< Jeremia 50 >
1 Het woord, dat de HEERE gesproken heeft tegen Babel, tegen het land der Chaldeen, door den dienst van den profeet Jeremia.
This is the word that Yahweh declared about Babylon, the land of the Chaldeans, by the hand of Jeremiah the prophet,
2 Verkondigt onder de heidenen, en doet horen, en werpt een banier op, laat horen, verbergt het niet; zegt: Babel is ingenomen, Bel is beschaamd, Merodach is verpletterd, haar afgoden zijn beschaamd, haar drekgoden zijn verpletterd!
“Report to the nations and cause them to listen. Lift up a signal and cause them to listen. Do not conceal it. Say, 'Babylon is taken. Bel is made ashamed. Marduk is dismayed. Its idols are put to shame; its images are dismayed.'
3 Want een volk komt tegen haar op van het noorden; dat zal haar land zetten in verwoesting, dat er geen inwoner in zal zijn; van de mensen aan tot de beesten toe zijn zij weggezworven, doorgegaan!

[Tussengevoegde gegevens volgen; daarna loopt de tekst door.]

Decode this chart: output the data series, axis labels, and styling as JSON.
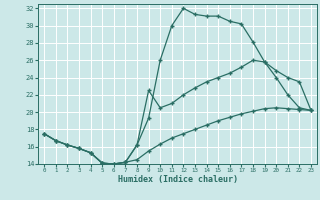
{
  "xlabel": "Humidex (Indice chaleur)",
  "bg_color": "#cce8e8",
  "grid_color": "#ffffff",
  "line_color": "#2a6e64",
  "xlim": [
    -0.5,
    23.5
  ],
  "ylim": [
    14,
    32.5
  ],
  "xticks": [
    0,
    1,
    2,
    3,
    4,
    5,
    6,
    7,
    8,
    9,
    10,
    11,
    12,
    13,
    14,
    15,
    16,
    17,
    18,
    19,
    20,
    21,
    22,
    23
  ],
  "yticks": [
    14,
    16,
    18,
    20,
    22,
    24,
    26,
    28,
    30,
    32
  ],
  "line1_x": [
    0,
    1,
    2,
    3,
    4,
    5,
    6,
    7,
    8,
    9,
    10,
    11,
    12,
    13,
    14,
    15,
    16,
    17,
    18,
    19,
    20,
    21,
    22,
    23
  ],
  "line1_y": [
    17.5,
    16.7,
    16.2,
    15.8,
    15.3,
    14.1,
    14.0,
    14.2,
    16.2,
    19.3,
    26.0,
    30.0,
    32.0,
    31.3,
    31.1,
    31.1,
    30.5,
    30.2,
    28.1,
    25.8,
    24.8,
    24.0,
    23.5,
    20.2
  ],
  "line2_x": [
    0,
    1,
    2,
    3,
    4,
    5,
    6,
    7,
    8,
    9,
    10,
    11,
    12,
    13,
    14,
    15,
    16,
    17,
    18,
    19,
    20,
    21,
    22,
    23
  ],
  "line2_y": [
    17.5,
    16.7,
    16.2,
    15.8,
    15.3,
    14.1,
    14.0,
    14.2,
    16.2,
    22.5,
    20.5,
    21.0,
    22.0,
    22.8,
    23.5,
    24.0,
    24.5,
    25.2,
    26.0,
    25.8,
    24.0,
    22.0,
    20.5,
    20.2
  ],
  "line3_x": [
    0,
    1,
    2,
    3,
    4,
    5,
    6,
    7,
    8,
    9,
    10,
    11,
    12,
    13,
    14,
    15,
    16,
    17,
    18,
    19,
    20,
    21,
    22,
    23
  ],
  "line3_y": [
    17.5,
    16.7,
    16.2,
    15.8,
    15.3,
    14.1,
    14.0,
    14.2,
    14.5,
    15.5,
    16.3,
    17.0,
    17.5,
    18.0,
    18.5,
    19.0,
    19.4,
    19.8,
    20.1,
    20.4,
    20.5,
    20.4,
    20.3,
    20.2
  ],
  "marker": "+",
  "markersize": 3.5,
  "linewidth": 0.9
}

A nation from the north will arise against it, and make her land a desolation. No one will live in it; both man and beast will flee away.
4 In dezelve dagen en ter zelver tijd, spreekt de HEERE, zullen de kinderen Israels komen, zij en de kinderen van Juda te zamen; wandelende en wenende zullen zij henengaan, en den HEERE, hun God, zoeken.

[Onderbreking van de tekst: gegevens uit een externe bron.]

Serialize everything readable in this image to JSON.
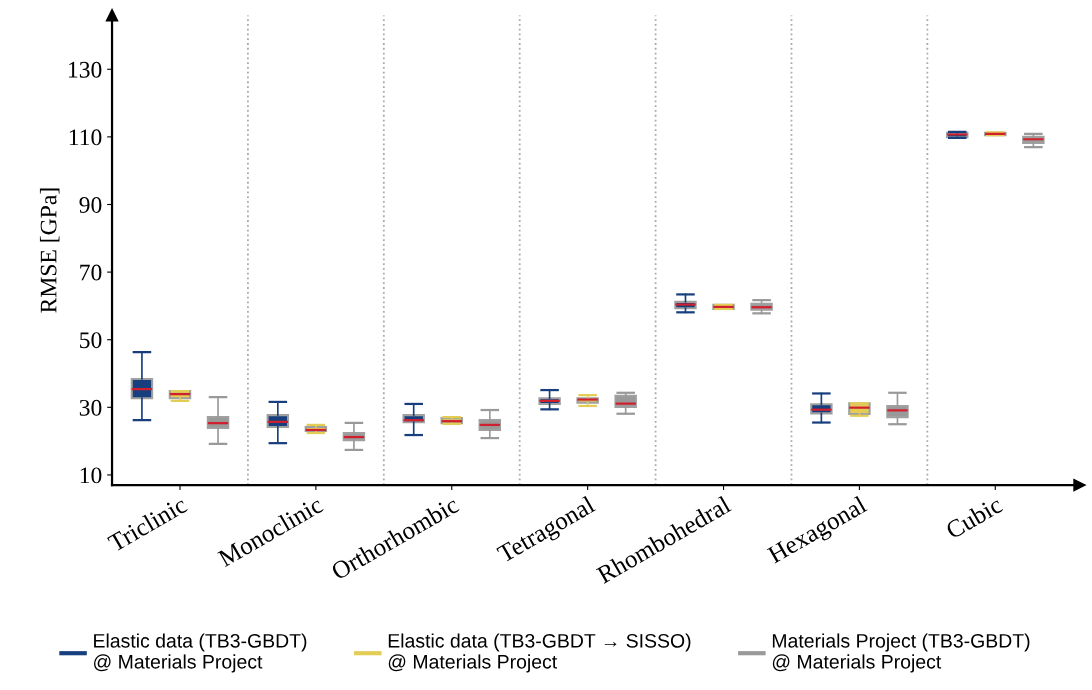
{
  "chart_data": {
    "type": "box",
    "ylabel": "RMSE [GPa]",
    "categories": [
      "Triclinic",
      "Monoclinic",
      "Orthorhombic",
      "Tetragonal",
      "Rhombohedral",
      "Hexagonal",
      "Cubic"
    ],
    "ylim": [
      7,
      146
    ],
    "yticks": [
      10,
      30,
      50,
      70,
      90,
      110,
      130
    ],
    "legend": "bottom",
    "grid": false,
    "series": [
      {
        "name": "Elastic data (TB3-GBDT)\n@ Materials Project",
        "color": "#173f7d",
        "boxes": [
          {
            "low": 26.2,
            "q1": 32.7,
            "median": 35.4,
            "q3": 38.4,
            "high": 46.3
          },
          {
            "low": 19.4,
            "q1": 24.2,
            "median": 25.7,
            "q3": 27.7,
            "high": 31.6
          },
          {
            "low": 21.8,
            "q1": 25.6,
            "median": 26.2,
            "q3": 27.7,
            "high": 31.0
          },
          {
            "low": 29.4,
            "q1": 31.0,
            "median": 31.9,
            "q3": 32.7,
            "high": 35.1
          },
          {
            "low": 58.1,
            "q1": 59.3,
            "median": 60.4,
            "q3": 61.2,
            "high": 63.4
          },
          {
            "low": 25.5,
            "q1": 28.2,
            "median": 29.3,
            "q3": 30.9,
            "high": 34.1
          },
          {
            "low": 109.7,
            "q1": 109.9,
            "median": 110.7,
            "q3": 111.2,
            "high": 111.5
          }
        ]
      },
      {
        "name": "Elastic data (TB3-GBDT → SISSO)\n@ Materials Project",
        "color": "#e3cd55",
        "boxes": [
          {
            "low": 31.9,
            "q1": 32.7,
            "median": 33.9,
            "q3": 34.8,
            "high": 34.8
          },
          {
            "low": 22.4,
            "q1": 23.0,
            "median": 23.3,
            "q3": 24.2,
            "high": 24.8
          },
          {
            "low": 25.1,
            "q1": 25.3,
            "median": 25.9,
            "q3": 26.8,
            "high": 27.1
          },
          {
            "low": 30.4,
            "q1": 31.4,
            "median": 32.3,
            "q3": 32.7,
            "high": 33.6
          },
          {
            "low": 59.1,
            "q1": 59.1,
            "median": 59.7,
            "q3": 60.3,
            "high": 60.3
          },
          {
            "low": 27.5,
            "q1": 28.0,
            "median": 29.9,
            "q3": 31.2,
            "high": 31.2
          },
          {
            "low": 110.5,
            "q1": 110.5,
            "median": 110.9,
            "q3": 111.2,
            "high": 111.3
          }
        ]
      },
      {
        "name": "Materials Project (TB3-GBDT)\n@ Materials Project",
        "color": "#999999",
        "boxes": [
          {
            "low": 19.2,
            "q1": 23.9,
            "median": 25.3,
            "q3": 27.1,
            "high": 33.0
          },
          {
            "low": 17.4,
            "q1": 20.3,
            "median": 21.2,
            "q3": 22.4,
            "high": 25.4
          },
          {
            "low": 20.9,
            "q1": 23.3,
            "median": 24.8,
            "q3": 26.2,
            "high": 29.2
          },
          {
            "low": 28.1,
            "q1": 30.1,
            "median": 31.1,
            "q3": 33.4,
            "high": 34.3
          },
          {
            "low": 57.8,
            "q1": 58.9,
            "median": 59.6,
            "q3": 60.6,
            "high": 61.7
          },
          {
            "low": 25.0,
            "q1": 27.1,
            "median": 29.1,
            "q3": 30.4,
            "high": 34.3
          },
          {
            "low": 107.0,
            "q1": 108.2,
            "median": 109.3,
            "q3": 110.0,
            "high": 110.9
          }
        ]
      }
    ]
  }
}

In those days and at that time—this is Yahweh's declaration—the people of Israel and the people of Judah will come together to go with weeping and seek Yahweh their God.
5 Zij zullen naar Sion vragen; op den weg herwaarts zullen hun aangezichten zijn; zij zullen komen en den HEERE toegevoegd worden, met een eeuwig verbond, dat niet zal worden vergeten.
They will ask the way to Zion and will set off toward it, saying, We will go and join ourselves to Yahweh in an everlasting covenant that will not be forgotten.”
6 Mijn volk waren verloren schapen, hun herders hadden hen verleid, zij hadden hen gevoerd naar de bergen, zij gingen van berg tot heuvel, zij vergaten hun legering.
My people have been a lost flock. Their shepherds have led them astray in the mountains; they have turned them around from hill to hill. They went, they forgot the place where they had lived.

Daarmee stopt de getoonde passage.